Bianchi, rossi, rosati, e sempre più spesso Orange Wines. Cresce anche in Italia, ma in Giappone, Australia, Francia e Usa è già boom, l’attenzione per il quarto colore del vino, un nettare arancione spento prodotto da uve bianche attraverso la macerazione prolungata.
Il mosto in fermentazione, spiega Diego Colarich, tra i promotori dell’Orange Wine Festival, “rimane a lungo in contatto con le bucce dei chicchi d’uva, traendo da esse i tannini e il colore arancione con tendenze all’ambra. Il risultato è un vino grezzo, non filtrato, capace di esprimere sentori interessanti che raccontano un lavoro ecosostenibile in vigna, senza alcun uso di pesticidi, e poi nei lieviti in cantina.
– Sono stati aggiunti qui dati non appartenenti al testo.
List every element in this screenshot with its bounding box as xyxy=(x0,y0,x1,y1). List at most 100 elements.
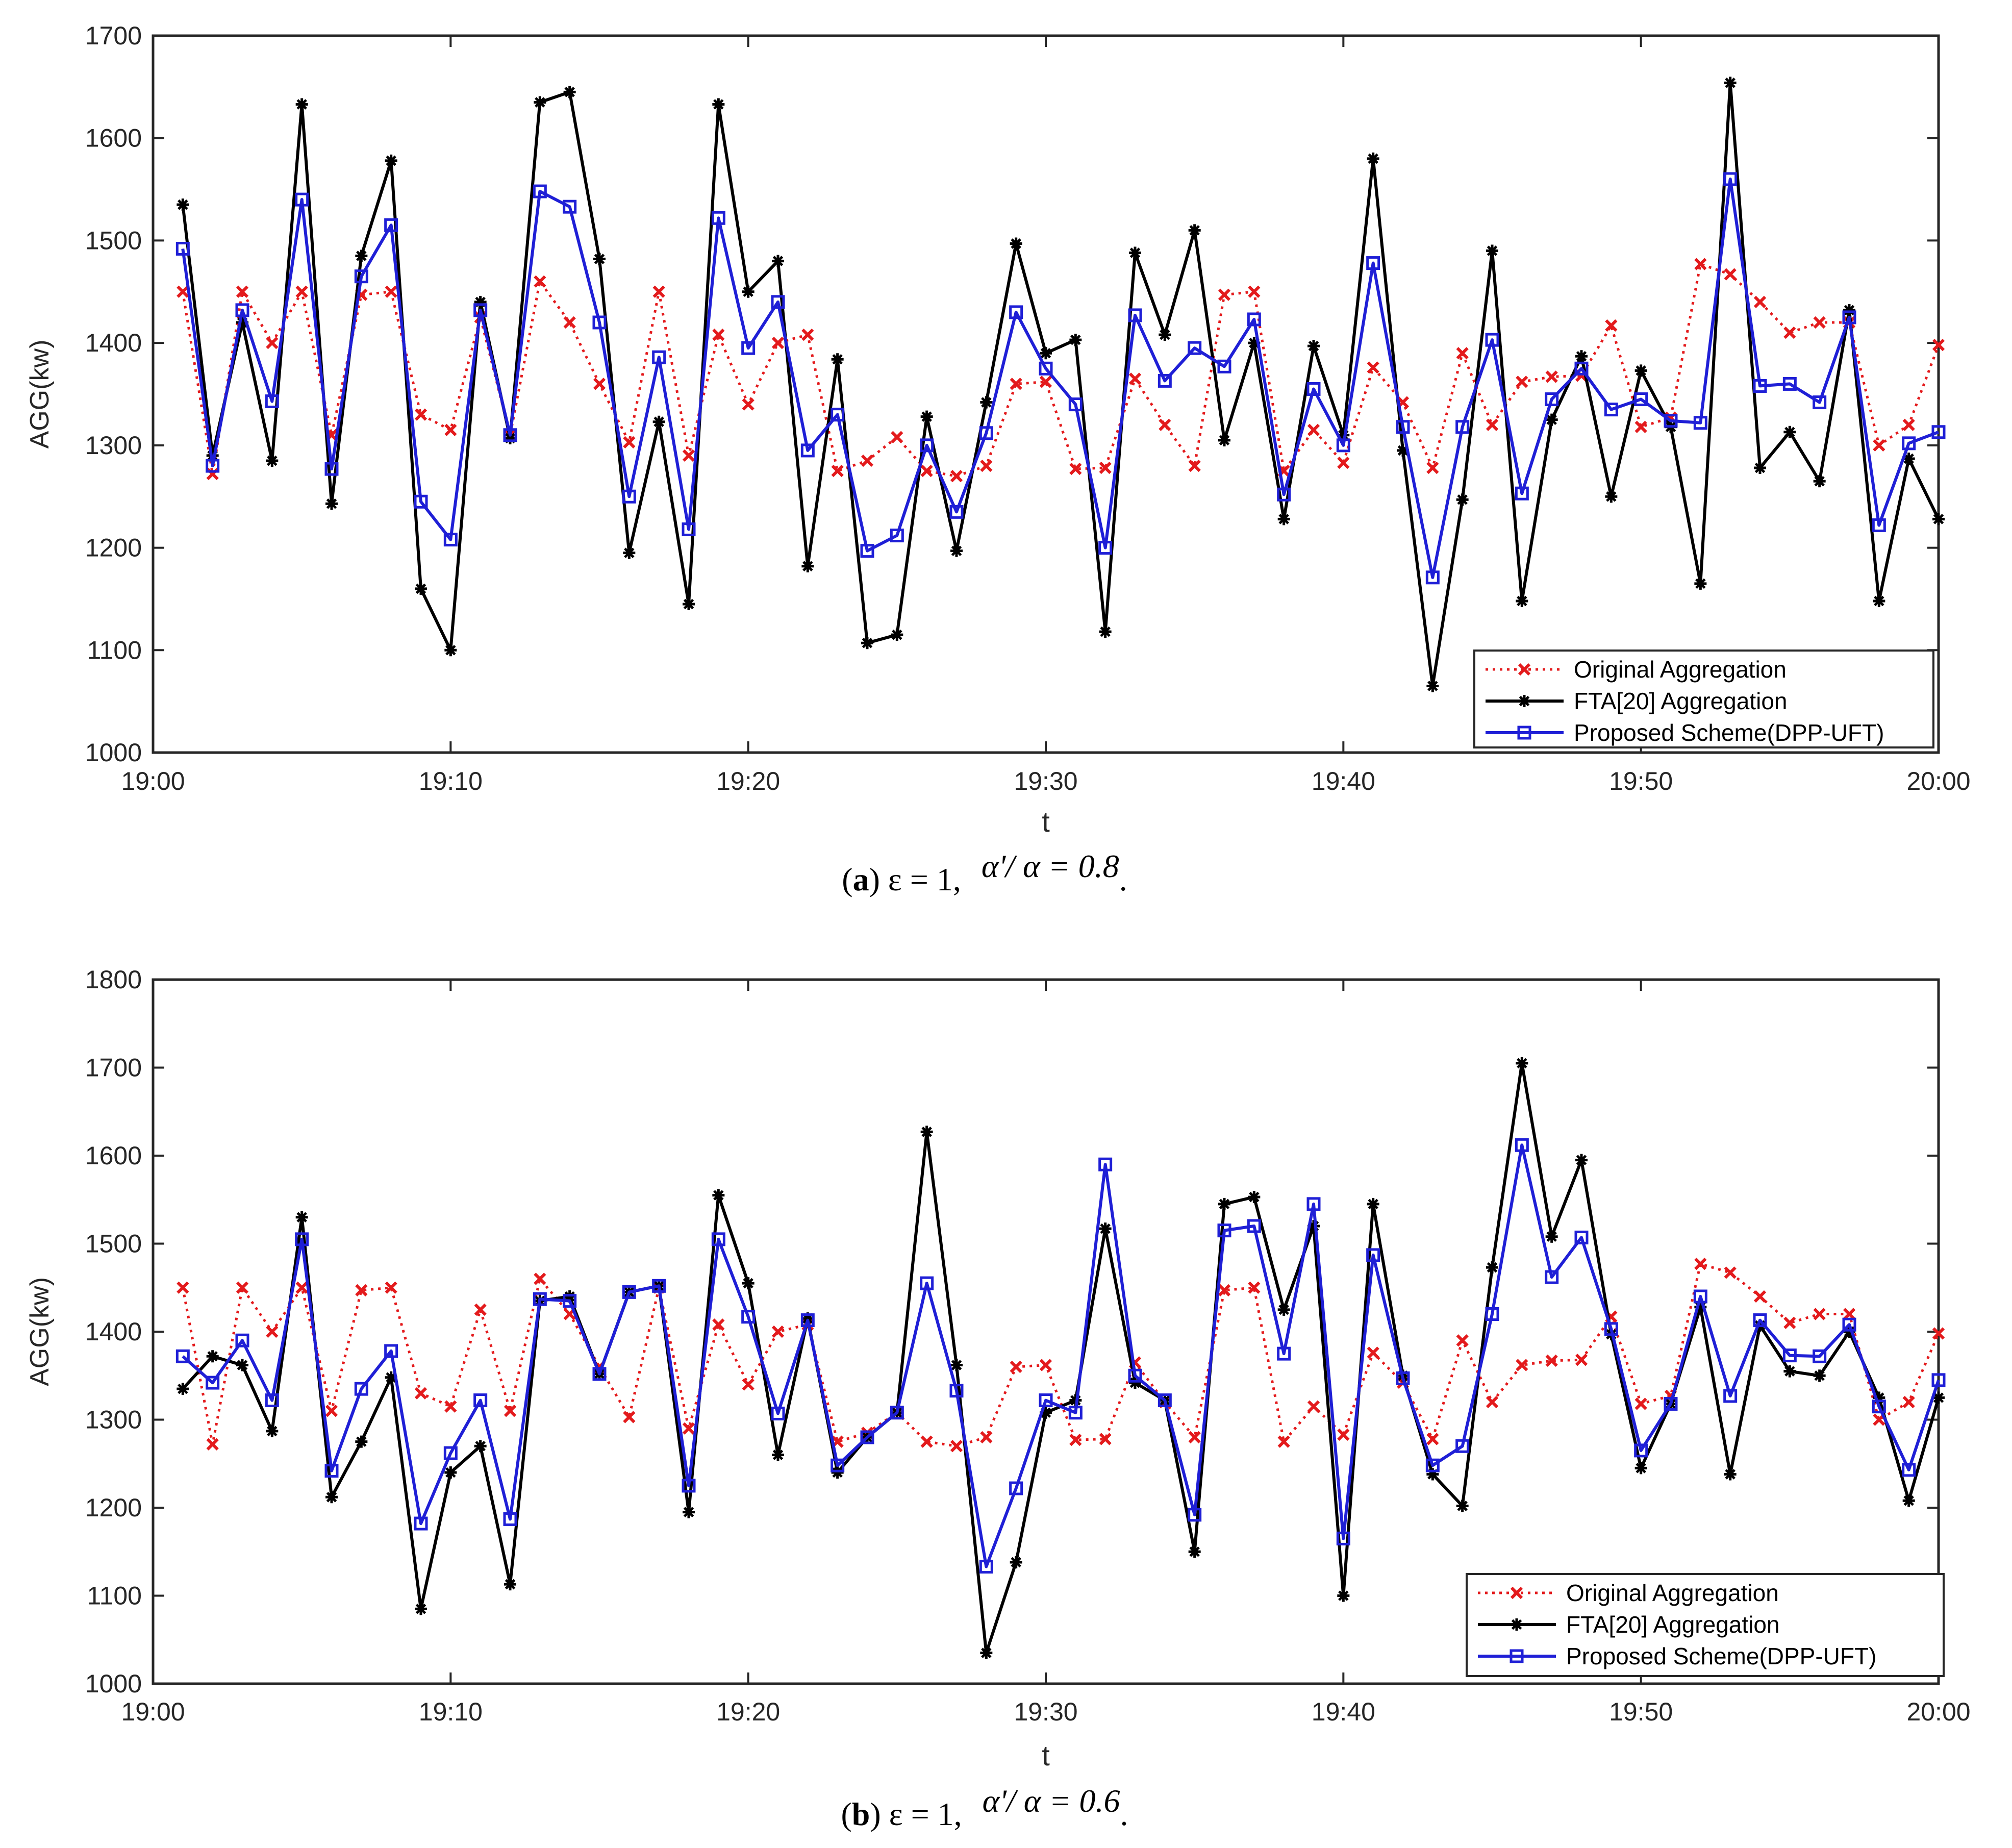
point-fta xyxy=(1634,364,1647,377)
point-proposed xyxy=(860,544,874,558)
point-proposed xyxy=(1336,1531,1350,1545)
y-tick-label: 1100 xyxy=(87,636,142,664)
caption-paren-close: ) xyxy=(870,1796,889,1832)
plot-area-frame xyxy=(152,34,1940,754)
plot-area-frame xyxy=(152,978,1940,1685)
x-tick-label: 19:30 xyxy=(1014,1697,1077,1726)
point-original xyxy=(1426,1433,1439,1445)
caption-paren-open: ( xyxy=(841,1796,851,1832)
point-original xyxy=(1188,459,1201,472)
point-original xyxy=(1367,1346,1379,1359)
point-original xyxy=(891,431,903,443)
point-proposed xyxy=(175,241,190,256)
axes-ticks-layer: 1000 1100 1200 1300 1400 1500 1600 1700 19:00 19:… xyxy=(85,21,1971,795)
point-fta xyxy=(772,255,784,267)
point-fta xyxy=(415,582,427,595)
point-proposed xyxy=(1574,1230,1589,1244)
point-original xyxy=(1277,1435,1290,1448)
x-tick-label: 19:40 xyxy=(1312,767,1375,795)
point-proposed xyxy=(354,269,368,284)
legend-label-proposed: Proposed Scheme(DPP-UFT) xyxy=(1574,719,1884,746)
point-fta xyxy=(1456,1500,1469,1512)
point-fta xyxy=(1337,1589,1350,1602)
point-fta xyxy=(474,295,487,308)
point-fta xyxy=(950,544,963,557)
point-proposed xyxy=(1425,570,1440,585)
point-proposed xyxy=(324,1464,339,1478)
point-proposed xyxy=(1098,541,1113,555)
point-original xyxy=(1813,316,1826,329)
point-proposed xyxy=(1217,1223,1231,1238)
point-original xyxy=(1486,418,1499,431)
point-original xyxy=(1694,1258,1707,1270)
legend-marker xyxy=(1518,663,1531,676)
point-fta xyxy=(1040,347,1052,360)
y-tick-label: 1000 xyxy=(85,738,142,767)
point-fta xyxy=(325,1491,338,1504)
series-line-proposed xyxy=(182,1143,1940,1568)
point-proposed xyxy=(682,522,696,536)
point-proposed xyxy=(979,426,993,440)
point-fta xyxy=(1248,1191,1261,1204)
point-fta xyxy=(355,249,368,262)
point-original xyxy=(266,337,279,349)
point-proposed xyxy=(622,1285,636,1299)
point-original xyxy=(295,1281,308,1294)
point-proposed xyxy=(414,1516,428,1531)
point-fta xyxy=(1873,594,1885,607)
legend-sample-proposed xyxy=(1478,1649,1556,1663)
point-original xyxy=(1902,418,1915,431)
x-axis-label: t xyxy=(1042,806,1050,838)
point-fta xyxy=(683,1506,695,1518)
point-fta xyxy=(861,637,873,650)
point-fta xyxy=(1754,462,1766,475)
series-layer xyxy=(175,1057,1946,1659)
point-proposed xyxy=(831,1458,845,1472)
y-tick-label: 1200 xyxy=(85,1493,142,1522)
point-fta xyxy=(1367,152,1379,165)
legend-sample-original xyxy=(1478,1586,1556,1600)
panel-caption-a: (a) ε = 1, α'/ α = 0.8. xyxy=(842,848,1127,897)
point-proposed xyxy=(1009,1481,1023,1495)
point-fta xyxy=(415,1603,427,1615)
point-fta xyxy=(831,353,844,366)
point-fta xyxy=(1010,1556,1022,1568)
point-fta xyxy=(266,454,279,467)
point-fta xyxy=(980,1646,993,1659)
point-original xyxy=(1218,288,1231,301)
point-fta xyxy=(1486,1261,1498,1274)
point-fta xyxy=(236,316,248,329)
point-proposed xyxy=(533,184,547,198)
point-proposed xyxy=(324,462,339,476)
point-fta xyxy=(1813,1369,1826,1382)
point-proposed xyxy=(1872,1400,1886,1414)
point-fta xyxy=(920,410,933,423)
point-fta xyxy=(1337,429,1350,441)
point-fta xyxy=(980,396,993,409)
legend-label-proposed: Proposed Scheme(DPP-UFT) xyxy=(1566,1643,1876,1669)
point-original xyxy=(980,1431,993,1444)
point-fta xyxy=(1248,337,1261,349)
point-proposed xyxy=(1396,1371,1410,1385)
point-fta xyxy=(1426,680,1439,692)
point-original xyxy=(266,1325,279,1338)
point-original xyxy=(1307,1400,1320,1413)
point-original xyxy=(1248,285,1261,298)
point-fta xyxy=(1634,1462,1647,1475)
point-proposed xyxy=(711,1232,725,1246)
point-original xyxy=(1753,1290,1767,1303)
point-proposed xyxy=(1277,487,1291,502)
point-original xyxy=(1456,1334,1469,1347)
legend-marker xyxy=(1510,1649,1524,1663)
point-fta xyxy=(1783,1365,1796,1378)
point-proposed xyxy=(1664,414,1678,428)
point-original xyxy=(1010,1360,1022,1373)
point-fta xyxy=(534,96,546,109)
legend-label-original: Original Aggregation xyxy=(1574,656,1787,683)
point-original xyxy=(1873,439,1885,452)
point-proposed xyxy=(1693,1289,1707,1304)
point-original xyxy=(771,1325,785,1338)
point-proposed xyxy=(1188,341,1202,355)
y-tick-label: 1000 xyxy=(85,1669,142,1698)
point-proposed xyxy=(265,1393,279,1408)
I pionieri, due decenni fa, si contavano su una mano tra i Colli orientali del Friuli, Istria e Georgia, ma ora dobbiamo ampliare la sede del Festival, con una edizione in autunno a Trieste, e dalla Puglia ci chiedono scambi e collaborazioni. Per i produttori, al momento, l’Italia è l’ultimo mercato, mentre il primo è il Giappone perché questo gusto aspro e soprattutto il retrogusto toglie untuosità al pesce crudo, e risulta quindi un abbinamento ideale per sushi e sashimi. Idem per la cucina brasiliana. La Francia non produce Orange Wines ma tutti i grandi chef stanno abbracciando questa produzione introducendola nelle carte dei vini a prezzi superano di gran lunga quelli dei bianchi.
Fioccano poi gli ordini dagli Usa e dalla Germania”. In Puglia Cantine Imperatore, la prima azienda vinicola a spumantizzare un autoctono come il minutolo, ha chiamato il suo orange proprio “IV Colore”. “”Ho riscoperto la tradizione degli orange per riproporre – spiega il giovane produttore Vincenzo Latorre – in chiave moderna il vino del contadino. Si tratta di un Pampanuto in purezza. Sono alla seconda vendemmia, appena 2mila bottiglie, ma tutte è sold out, con fan che spaziano dalla California al Nord Europa, e nei migliori ristoranti di pesce pugliesi”.